Reflections on 20 Years of Activating Youth to Change the World
It’s been said all that all young people need the same nine things: Purpose, Meaning, Adventure, Community, Power, Respect, Structure, Challenge, and Opportunity.
Founded by 12-year-old Isabelle Adams and her 10-year-old sister, Katherine,Paper for Water is helping to bring running water to those in need. The girls make and sell origami Christmas ornaments that have brought in $800,000 in water fundraising dollars.
Jackson Silverman, 11, started I Heart Hungry Kids when he was 7 after hearing about other kids who were making a difference in his community. He felt a special place in his heart for kids who were hungry, so Jackson started organizing monthly parties engaging peers to pack bags of healthy foods for those in need.
When I took over the helm of
Youth Service America from its founders 20 years ago this spring, I thought my job was going to be all about motivating apathetic youth, more interested in video games than saving the world.
I could not have been more wrong. Young people are volunteering at record rates, more than any generation in history.
Instead, my biggest challenge has been skeptical adults.
I’ve spent a good deal of the last two decades encouraging adults to remember their own childhoods, reminding them how powerful they felt when they were trusted, heard, respected, counted on, and asked to contribute.
Countless times, I’ve made the case with doubtful elected officials that young people need to be at the decision-making table, especially when issues that affect youth are on the public-policy agenda. As they say, if you are not at the table, you’re on the menu.

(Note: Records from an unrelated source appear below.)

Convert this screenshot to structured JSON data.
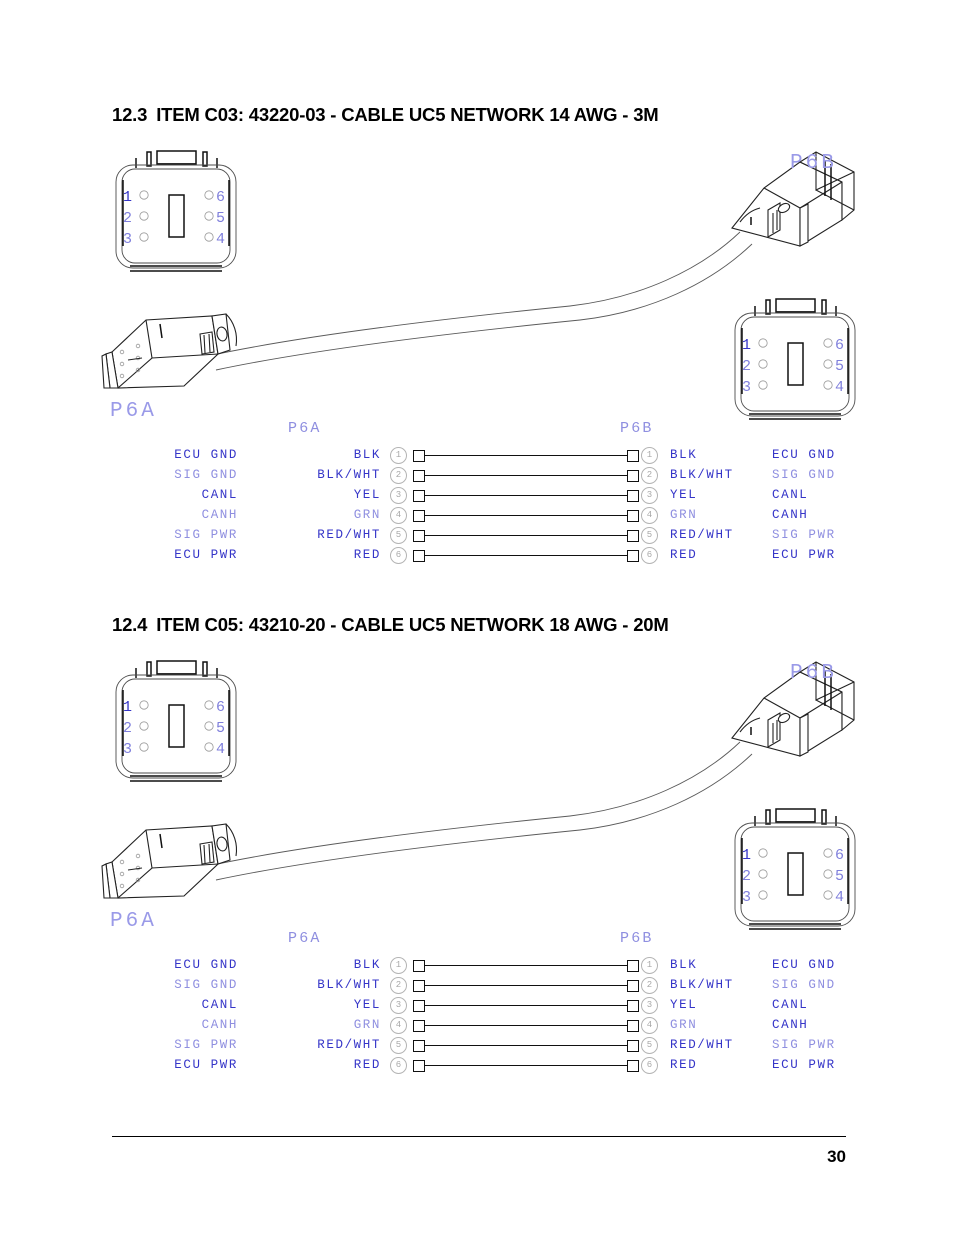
{
  "document": {
    "page_number": "30"
  },
  "sections": [
    {
      "number": "12.3",
      "title": "ITEM C03: 43220-03 - CABLE UC5 NETWORK 14 AWG - 3M",
      "connector_a_label": "P6A",
      "connector_b_label": "P6B",
      "face_pins": [
        "1",
        "2",
        "3",
        "4",
        "5",
        "6"
      ],
      "table": {
        "left_header": "P6A",
        "right_header": "P6B",
        "rows": [
          {
            "pin": "1",
            "signal": "ECU GND",
            "color": "BLK"
          },
          {
            "pin": "2",
            "signal": "SIG GND",
            "color": "BLK/WHT"
          },
          {
            "pin": "3",
            "signal": "CANL",
            "color": "YEL"
          },
          {
            "pin": "4",
            "signal": "CANH",
            "color": "GRN"
          },
          {
            "pin": "5",
            "signal": "SIG PWR",
            "color": "RED/WHT"
          },
          {
            "pin": "6",
            "signal": "ECU PWR",
            "color": "RED"
          }
        ]
      }
    },
    {
      "number": "12.4",
      "title": "ITEM C05: 43210-20 - CABLE UC5 NETWORK 18 AWG - 20M",
      "connector_a_label": "P6A",
      "connector_b_label": "P6B",
      "face_pins": [
        "1",
        "2",
        "3",
        "4",
        "5",
        "6"
      ],
      "table": {
        "left_header": "P6A",
        "right_header": "P6B",
        "rows": [
          {
            "pin": "1",
            "signal": "ECU GND",
            "color": "BLK"
          },
          {
            "pin": "2",
            "signal": "SIG GND",
            "color": "BLK/WHT"
          },
          {
            "pin": "3",
            "signal": "CANL",
            "color": "YEL"
          },
          {
            "pin": "4",
            "signal": "CANH",
            "color": "GRN"
          },
          {
            "pin": "5",
            "signal": "SIG PWR",
            "color": "RED/WHT"
          },
          {
            "pin": "6",
            "signal": "ECU PWR",
            "color": "RED"
          }
        ]
      }
    }
  ],
  "colors": {
    "label_blue": "#3535c8",
    "label_blue_light": "#8f8fe0",
    "line": "#4d4d4d"
  }
}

I’ve been dismayed many times as potential funders stared back in disbelief when I suggested that they provide philanthropic support to children and youth to tackle the world’s most difficult challenges in health, education, human service, human rights, and the environment.
I’ve wrestled with frustrated teachers who are afraid that solving authentic community problems as a teaching and learning method for math, science, English, foreign languages, or history would be yet another burden to what they are already required to teach.
The history of the world is the history of power, and there is no question that young people become powerful when they bring their energy, commitment, idealism, and creativity to bear on the world’s problems. As the history of people who are African-American, women, immigrants, disabled, or LGBT reminds us, those in power do not share it easily.
Talent and empathy are widespread, but opportunity is not. So, YSA’s newest strategy is to unleash the unique brainpower of youth around the world to achieve the
United Nation’s 17 new Sustainable Development Goals. For the first time in human history, every country on the planet recently voted to adopt the same global goals to make the Earth sustainable for human existence and prosperity by 2030. The powerful agenda is identical across the globe, whether you’re in Boston, Brussels, Bangalore, Brisbane, or Bogota. A 15 year old volunteer in all these cities will be 30 by the time the Goals come due in 2030.
The United Nations has publicly stated that the Global Goals will not be achieved without the significant contributions of young people around the world, so we have a lot of hearts and minds to change. A 16-year-old African girl in Lesotho told me that I was the first adult to give her permission to change the world. Less than a month later, I heard the identical complaint from a 16-year-old American girl from New York. When commencement speakers tell graduates that they are tomorrow’s leaders and the hope of the future, we put young people “on hold” at their most creative time in life. For too many youth, the promise of leadership never surfaces.
As adults, we must raise our expectations for what youth can accomplish in the present -- as players, not spectators; as actors, not recipients. We simply cannot afford to wait for young people to grow up before they start tackling the biggest problems facing the planet -- we need them to be the leaders and the hope of today.
The spectrum of social change is wide and welcoming to youth, and we encourage them to use their “Sparks” (passions such as sports, creative arts, learning, helping, the environment, reading, animal welfare, leadership, etc.) as the starting point to their intervention and solution. Service projects are fun, and they are great ways to gain agency, persistence, grit, and knowledge about the world.
Luckily, YSA’s partners, such as 4-H, Boys and Girls Clubs, Girl Scouts, Boy Scouts, Camp Fire, SkillsUSA, FFA, Junior Achievement, Girls, Inc., and the YMCA have deep commitments to youth service and are bursting at the seams with smart and talented changemakers. National service programs like AmeriCorps and Peace Corps have long wait lists of idealistic young Americans wanting to serve their country. Ironically, these cost-effective programs are authorized by Congress to be much larger, lacking only the appropriated funds to meet the supply and demand of today’s youth. In the private sector, Fortune 500 companies such as State Farm, Disney, UL, Sodexo, Microsoft, and Unilever are investing millions of dollars in programs that engage children and youth as problem-solvers.
The last 20 years went by quickly, and I continue to be amazed by the innovation and energy of youth people. But it must not take another 20 years for the world to make youth service the common expectation and the common experience of all young people. For the sake of the human race and Mother Nature, let’s hope we’re not too late.
Steve Culbertson was appointed the President and CEO of Youth Service America in May 1996. Based in Washington, DC and operating in more than 100 countries, YSA’s mission is to help young people, ages 5-25, find their voice, take action, and have impact on critical social and environmental problems.